Forgotten floods: Why India can't afford to ignore Assam
- Published
For weeks on end, a sensational murder mystery involving a prominent media industrialist has hogged the media limelight in India.
During the same time, there has been little coverage in the newspapers and news channels about yet another deadly bout of flooding in the north-eastern state of Assam.
More than a million people have been affected and 60 have died in flood-related incidents so far. Officials say more than 1,600 villages have been inundated. Some 120,000 people have left their homes and taken shelter in more than 300 relief camps.
All the major rivers in the state - the Brahmaputra, Jia Bharali, Dhansiri, Puthimari, Beki, Katakhal and the Kushiyara - were flowing above the danger mark for more than three weeks.
The local media have run single word headlines like proloy (cataclymic disaster) to capture the fury unleashed by the floods.

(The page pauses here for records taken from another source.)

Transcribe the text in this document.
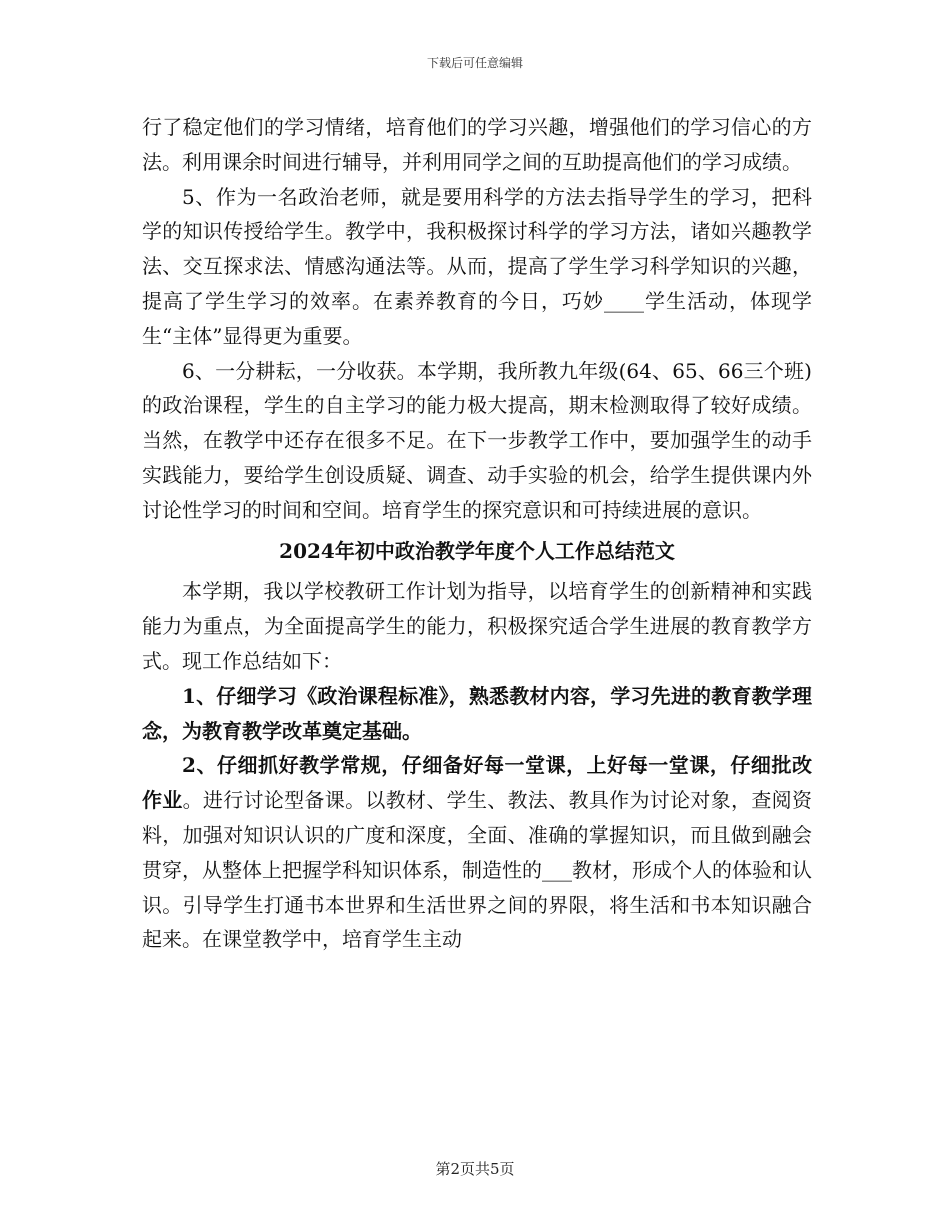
下载后可任意编辑

行了稳定他们的学习情绪，培育他们的学习兴趣，增强他们的学习信心的方法。利用课余时间进行辅导，并利用同学之间的互助提高他们的学习成绩。

5、作为一名政治老师，就是要用科学的方法去指导学生的学习，把科学的知识传授给学生。教学中，我积极探讨科学的学习方法，诸如兴趣教学法、交互探求法、情感沟通法等。从而，提高了学生学习科学知识的兴趣，提高了学生学习的效率。在素养教育的今日，巧妙____学生活动，体现学生“主体”显得更为重要。

6、一分耕耘，一分收获。本学期，我所教九年级(64、65、66三个班)的政治课程，学生的自主学习的能力极大提高，期末检测取得了较好成绩。当然，在教学中还存在很多不足。在下一步教学工作中，要加强学生的动手实践能力，要给学生创设质疑、调查、动手实验的机会，给学生提供课内外讨论性学习的时间和空间。培育学生的探究意识和可持续进展的意识。

2024年初中政治教学年度个人工作总结范文

本学期，我以学校教研工作计划为指导，以培育学生的创新精神和实践能力为重点，为全面提高学生的能力，积极探究适合学生进展的教育教学方式。现工作总结如下：

1、仔细学习《政治课程标准》，熟悉教材内容，学习先进的教育教学理念，为教育教学改革奠定基础。

2、仔细抓好教学常规，仔细备好每一堂课，上好每一堂课，仔细批改作业。进行讨论型备课。以教材、学生、教法、教具作为讨论对象，查阅资料，加强对知识认识的广度和深度，全面、准确的掌握知识，而且做到融会贯穿，从整体上把握学科知识体系，制造性的___教材，形成个人的体验和认识。引导学生打通书本世界和生活世界之间的界限，将生活和书本知识融合起来。在课堂教学中，培育学生主动

第2页共5页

But the national media has remained unmoved.
National calamity?
Writing in the media site The Hoot, external, analyst Kakoli Thakur says while the murder mystery in Mumbai "involving a woman from Assam was hogging the limelight but the state itself, where thousands of people were hit by the worst spate of floods in decades, was reduced to fillers in the newspapers and small news capsules on TV channels".
Ms Thakur argued that if a similar situation happened in any other state, the government and the media would have lost no time in declaring it a national calamity.

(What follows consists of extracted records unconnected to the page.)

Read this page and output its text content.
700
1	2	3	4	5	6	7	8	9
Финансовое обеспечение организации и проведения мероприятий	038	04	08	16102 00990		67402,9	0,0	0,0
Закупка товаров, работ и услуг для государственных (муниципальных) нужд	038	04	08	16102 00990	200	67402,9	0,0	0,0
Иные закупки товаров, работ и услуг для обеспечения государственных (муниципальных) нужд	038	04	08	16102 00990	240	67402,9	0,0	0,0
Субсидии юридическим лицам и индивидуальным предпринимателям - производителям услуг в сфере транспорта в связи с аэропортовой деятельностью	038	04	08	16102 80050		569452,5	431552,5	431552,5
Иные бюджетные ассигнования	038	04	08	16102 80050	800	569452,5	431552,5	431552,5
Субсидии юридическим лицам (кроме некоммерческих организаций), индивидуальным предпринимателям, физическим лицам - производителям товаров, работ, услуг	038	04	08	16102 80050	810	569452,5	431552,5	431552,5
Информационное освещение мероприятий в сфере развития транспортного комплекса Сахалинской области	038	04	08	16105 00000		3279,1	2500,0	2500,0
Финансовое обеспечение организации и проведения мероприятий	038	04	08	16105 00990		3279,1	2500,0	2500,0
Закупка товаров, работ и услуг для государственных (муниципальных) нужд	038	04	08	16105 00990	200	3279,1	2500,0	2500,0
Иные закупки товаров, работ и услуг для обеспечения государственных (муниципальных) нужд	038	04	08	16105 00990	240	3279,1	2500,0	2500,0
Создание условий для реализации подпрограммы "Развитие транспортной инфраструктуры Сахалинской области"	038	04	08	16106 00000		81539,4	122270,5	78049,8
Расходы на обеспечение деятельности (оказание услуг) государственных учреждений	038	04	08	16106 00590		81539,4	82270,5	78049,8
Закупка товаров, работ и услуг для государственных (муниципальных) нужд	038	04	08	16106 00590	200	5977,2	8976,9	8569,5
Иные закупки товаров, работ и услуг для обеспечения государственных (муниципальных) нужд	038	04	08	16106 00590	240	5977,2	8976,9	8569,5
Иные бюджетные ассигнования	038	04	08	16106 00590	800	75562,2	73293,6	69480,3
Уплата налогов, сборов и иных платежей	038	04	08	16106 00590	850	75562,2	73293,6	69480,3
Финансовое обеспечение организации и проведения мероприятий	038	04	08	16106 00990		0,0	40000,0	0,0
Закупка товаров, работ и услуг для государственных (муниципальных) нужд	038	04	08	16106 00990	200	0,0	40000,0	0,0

Assam is possibly India's most flood-prone state: since 1950, the state has seen at least 12 major floods.
So why does the state which is regularly hit by floods, not get national media attention?
"What is seen as usual rarely gets importance as news in Indian media. And floods in Assam seem to be the usual thing," says Ashis Biswas, a veteran journalist who has worked in Assam.
Mr Biswas recalls senior editors telling him during his days in Assam, "Please, no flood stories again".
Flood prone
Assam has always been prone to floods, but the 1950 Great Earthquake, external in the region led to massive changes in its topography and made things worse.
The state's Brahmaputra valley has, thereafter, been seeing increased devastation due to floods , says environment expert Partha J Das.
Mr Das says that more than 40% of Assam's land is susceptible to damage by flood waters and the total flood-prone area in the Brahmaputra valley alone accounts for 9.6% of India's total flood prone area.
River expert Dulal Goswami says the Brahmaputra river has become more unstable after the 1950 earthquake and the shifting of river channels and erosion have become more severe and frequent.
In a 2000 study helmed by Dr Goswami found that regular heavy monsoon rains, high erosion, silting of river channels, massive deforestation, intense pressure land due to high population growth in the floodplains have led to frequent floods in the state. Flood control measures have been shoddy, the report adds.
'Vulnerable'
The government has built some 450 embankments on rivers to check flooding, but nearly half of these embankments themselves are now considered "extremely vulnerable".
In between the periodic floods, Assam has also been affected by drought. Nearly half its area has been affected by them.
"Climate change is causing huge impact in Assam ," says Amarjyoti Bora of the Assam-based Centre for Environment, Society and Policy Research, which has done a detailed study on climate change in Assam.
"These changes will seriously impact on livelihoods."
"The floods of 2012 and 2015 should serve as a major wake up call for those who run the state and the country," says Mr Bora.
"But that is perhaps not happening. Political parties are busy preparing for the state elections next year."